PARIS (AP) — Eight people went on trial on Monday in a special French terrorism court, accused of helping an attacker who drove a truck into a crowded beachfront on Bastille Day six years ago, killing 86 people.
During a planned two-and-a-half months of court proceedings in Paris, survivors and those mourning loved ones will recount the horrors inflicted in the southern French resort of Nice on the night of July 14, 2016.
The trial will be broadcast live to a convention center in Nice. The verdict is expected in December.
Thousands of locals and tourists had packed Nice’s famed boardwalk on the Mediterranean coast that Thursday summer night to celebrate France’s national day, strolling along the Promenade des Anglais with friends and family members, laughing and dancing on the beach just bellow.
Shortly after the end of a fireworks display, the truck careered through the crowds for two kilometers (1¼ miles) like a snow plow, hitting person after person. The final death toll was 86, including 15 children and adolescents, while 450 others were injured. Of the dead, 33 were foreign nationals.
The attacker, Mohamed Lahouaiej Bouhlel, was killed by police soon after.
The Islamic State group claimed responsibility for the carnage. However, French prosecutors said that while Bouhlel had been inspired by the extremist group’s propaganda, investigators found no evidence that IS orchestrated the attack.

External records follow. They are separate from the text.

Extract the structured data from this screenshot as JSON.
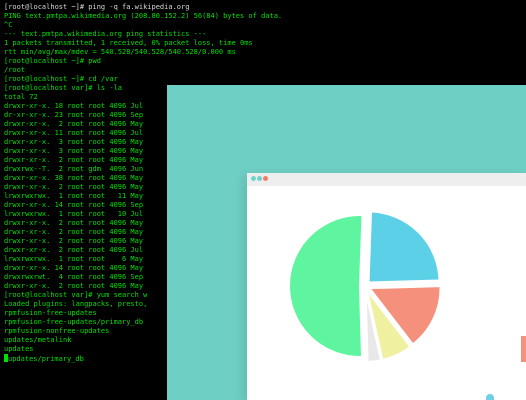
{
  "terminal": {
    "lines": [
      "[root@localhost ~]# ping -q fa.wikipedia.org",
      "PING text.pmtpa.wikimedia.org (208.80.152.2) 56(84) bytes of data.",
      "^C",
      "--- text.pmtpa.wikimedia.org ping statistics ---",
      "1 packets transmitted, 1 received, 0% packet loss, time 0ms",
      "rtt min/avg/max/mdev = 540.528/540.528/540.528/0.000 ms",
      "[root@localhost ~]# pwd",
      "/root",
      "[root@localhost ~]# cd /var",
      "[root@localhost var]# ls -la",
      "total 72",
      "drwxr-xr-x. 18 root root 4096 Jul",
      "dr-xr-xr-x. 23 root root 4096 Sep",
      "drwxr-xr-x.  2 root root 4096 May",
      "drwxr-xr-x. 11 root root 4096 Jul",
      "drwxr-xr-x.  3 root root 4096 May",
      "drwxr-xr-x.  3 root root 4096 May",
      "drwxr-xr-x.  2 root root 4096 May",
      "drwxrwx--T.  2 root gdm  4096 Jun",
      "drwxr-xr-x. 38 root root 4096 May",
      "drwxr-xr-x.  2 root root 4096 May",
      "lrwxrwxrwx.  1 root root   11 May",
      "drwxr-xr-x. 14 root root 4096 Sep",
      "lrwxrwxrwx.  1 root root   10 Jul",
      "drwxr-xr-x.  2 root root 4096 May",
      "drwxr-xr-x.  2 root root 4096 May",
      "drwxr-xr-x.  2 root root 4096 May",
      "drwxr-xr-x.  2 root root 4096 Jul",
      "lrwxrwxrwx.  1 root root    6 May",
      "drwxr-xr-x. 14 root root 4096 May",
      "drwxrwxrwt.  4 root root 4096 Sep",
      "drwxr-xr-x.  2 root root 4096 May",
      "[root@localhost var]# yum search w",
      "Loaded plugins: langpacks, presto,",
      "rpmfusion-free-updates",
      "rpmfusion-free-updates/primary_db",
      "rpmfusion-nonfree-updates",
      "updates/metalink",
      "updates",
      "updates/primary_db"
    ]
  },
  "colors": {
    "terminal_text": "#00e000",
    "teal_background": "#6ecfc4",
    "slice_cyan": "#5cd0e6",
    "slice_salmon": "#f4907c",
    "slice_yellow": "#eff0a0",
    "slice_grey": "#e8e8e8",
    "slice_green": "#5ff5a0"
  },
  "chart_data": {
    "type": "pie",
    "values": [
      24,
      15,
      7,
      3,
      51
    ],
    "colors": [
      "#5cd0e6",
      "#f4907c",
      "#eff0a0",
      "#e8e8e8",
      "#5ff5a0"
    ],
    "exploded": [
      true,
      true,
      true,
      true,
      true
    ]
  }
}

Investigators didn’t find evidence that any of the suspects in the current trial was directly involved in the murderous rampage on that hot summer night in 2016. Bouhlel, a 31-year-old Tunisian with French residency, is considered solely responsible for the deaths.

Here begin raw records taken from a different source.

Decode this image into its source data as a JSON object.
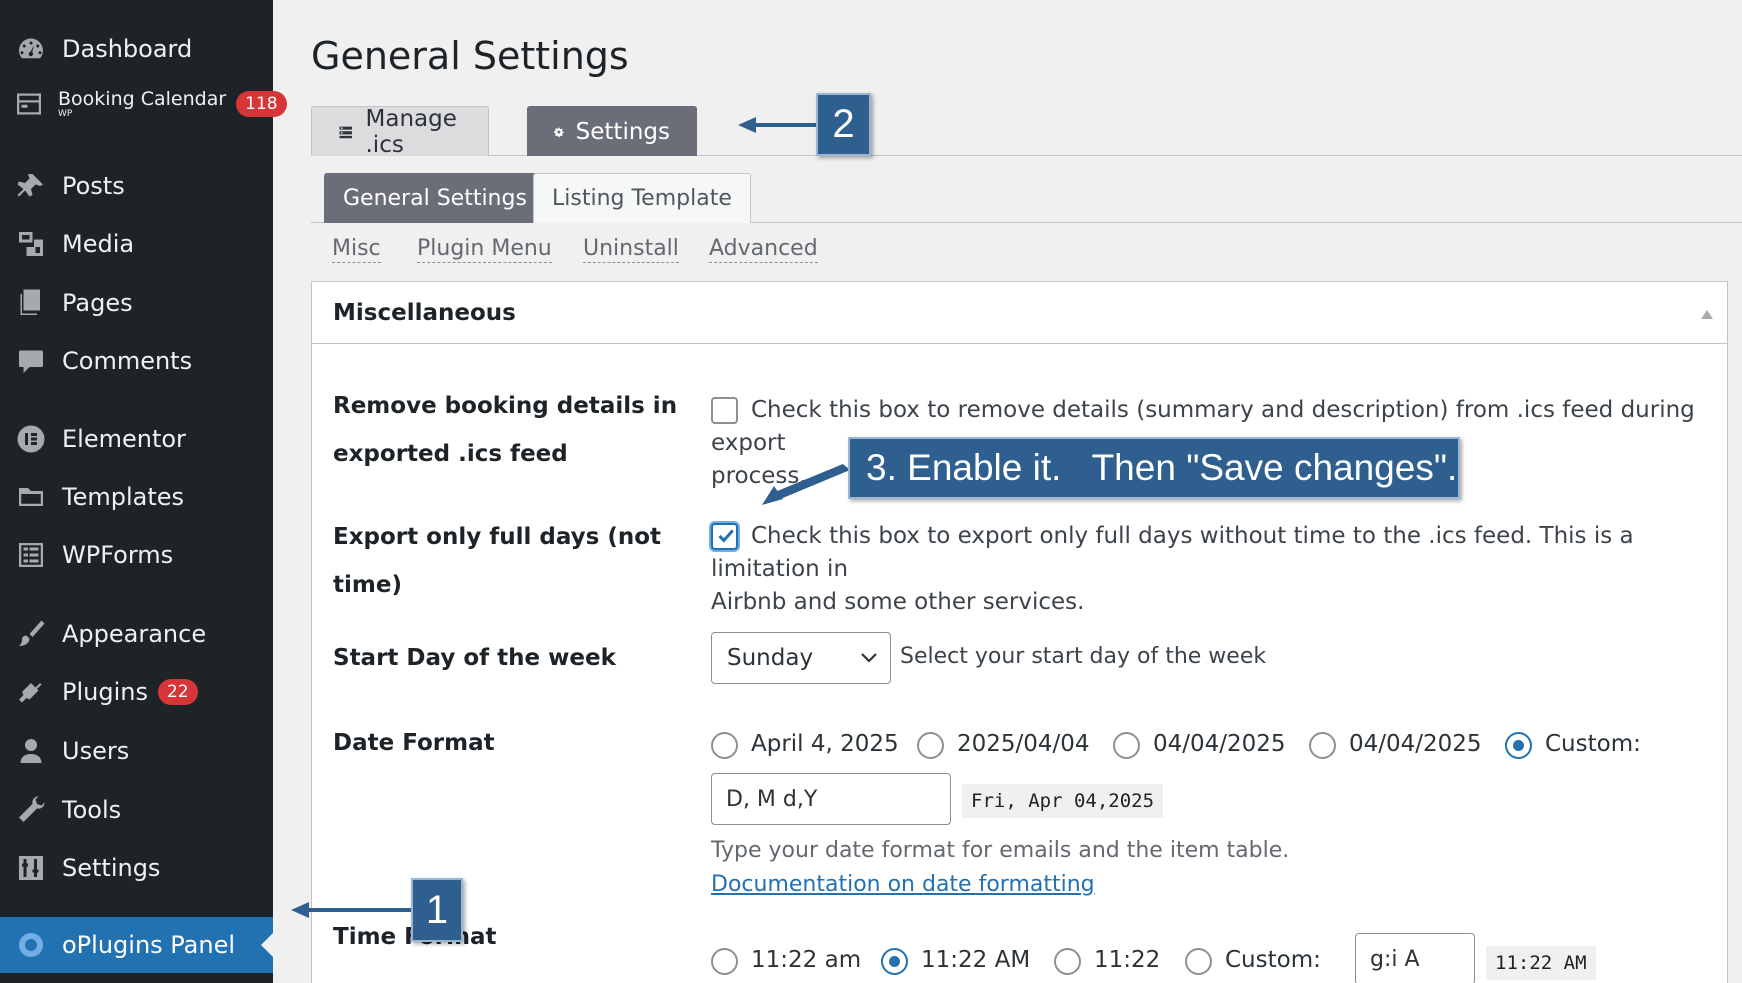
{
  "sidebar": {
    "items": [
      {
        "label": "Dashboard",
        "icon": "dashboard-icon"
      },
      {
        "label": "Booking Calendar",
        "sub": "WP",
        "badge": "118",
        "icon": "calendar-icon"
      },
      {
        "label": "Posts",
        "icon": "pin-icon"
      },
      {
        "label": "Media",
        "icon": "media-icon"
      },
      {
        "label": "Pages",
        "icon": "pages-icon"
      },
      {
        "label": "Comments",
        "icon": "comment-icon"
      },
      {
        "label": "Elementor",
        "icon": "elementor-icon"
      },
      {
        "label": "Templates",
        "icon": "folder-icon"
      },
      {
        "label": "WPForms",
        "icon": "forms-icon"
      },
      {
        "label": "Appearance",
        "icon": "brush-icon"
      },
      {
        "label": "Plugins",
        "badge": "22",
        "icon": "plugin-icon"
      },
      {
        "label": "Users",
        "icon": "user-icon"
      },
      {
        "label": "Tools",
        "icon": "wrench-icon"
      },
      {
        "label": "Settings",
        "icon": "sliders-icon"
      },
      {
        "label": "oPlugins Panel",
        "icon": "oplugins-icon",
        "active": true
      }
    ]
  },
  "page": {
    "title": "General Settings"
  },
  "tabs": [
    {
      "label": "Manage .ics",
      "icon": "list-icon"
    },
    {
      "label": "Settings",
      "icon": "gear-icon",
      "active": true
    }
  ],
  "subtabs": [
    {
      "label": "General Settings",
      "active": true
    },
    {
      "label": "Listing Template"
    }
  ],
  "anchors": [
    "Misc",
    "Plugin Menu",
    "Uninstall",
    "Advanced"
  ],
  "panel": {
    "title": "Miscellaneous",
    "remove_details": {
      "label_line1": "Remove booking details in",
      "label_line2": "exported .ics feed",
      "desc_line1": "Check this box to remove details (summary and description) from .ics feed during export",
      "desc_line2": "process.",
      "checked": false
    },
    "full_days": {
      "label": "Export only full days (not time)",
      "desc_line1": "Check this box to export only full days without time to the .ics feed. This is a limitation in",
      "desc_line2": "Airbnb and some other services.",
      "checked": true
    },
    "start_day": {
      "label": "Start Day of the week",
      "value": "Sunday",
      "help": "Select your start day of the week"
    },
    "date_format": {
      "label": "Date Format",
      "options": [
        "April 4, 2025",
        "2025/04/04",
        "04/04/2025",
        "04/04/2025",
        "Custom:"
      ],
      "selected": "Custom:",
      "custom_value": "D, M d,Y",
      "preview": "Fri, Apr 04,2025",
      "help": "Type your date format for emails and the item table.",
      "doc_link": "Documentation on date formatting"
    },
    "time_format": {
      "label": "Time Format",
      "options": [
        "11:22 am",
        "11:22 AM",
        "11:22",
        "Custom:"
      ],
      "selected": "11:22 AM",
      "custom_value": "g:i A",
      "preview": "11:22 AM"
    }
  },
  "annotations": {
    "step1": "1",
    "step2": "2",
    "step3": "3. Enable it.   Then \"Save changes\"."
  },
  "colors": {
    "sidebar_bg": "#1d2327",
    "active_bg": "#2271b1",
    "callout_bg": "#2e5f8e",
    "tab_active_bg": "#6b6e78",
    "badge_bg": "#d63638"
  }
}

With the perpetrator dead, few expect to get justice.
“Our clients expect everything and nothing from the trial,” said Gerard Chelma, a lawyer for some victims’ families. “Some feel [the trial] will be useless. Other are hoping for convictions and as much attention as there was during the trial of the Paris attacks.”
Three suspects have been charged with terrorist conspiracy for alleged links to Bouhlel. Five others face other criminal charges, including for allegedly providing arms to the assailant. If convicted, they face sentences ranging from five years to life in prison.
The proceedings will be broadcast live to the Acropolis Convention Center in Nice for those victims’ family members and general public not traveling to Paris. Audio of the trial will also be available online, with a 30-minute delay.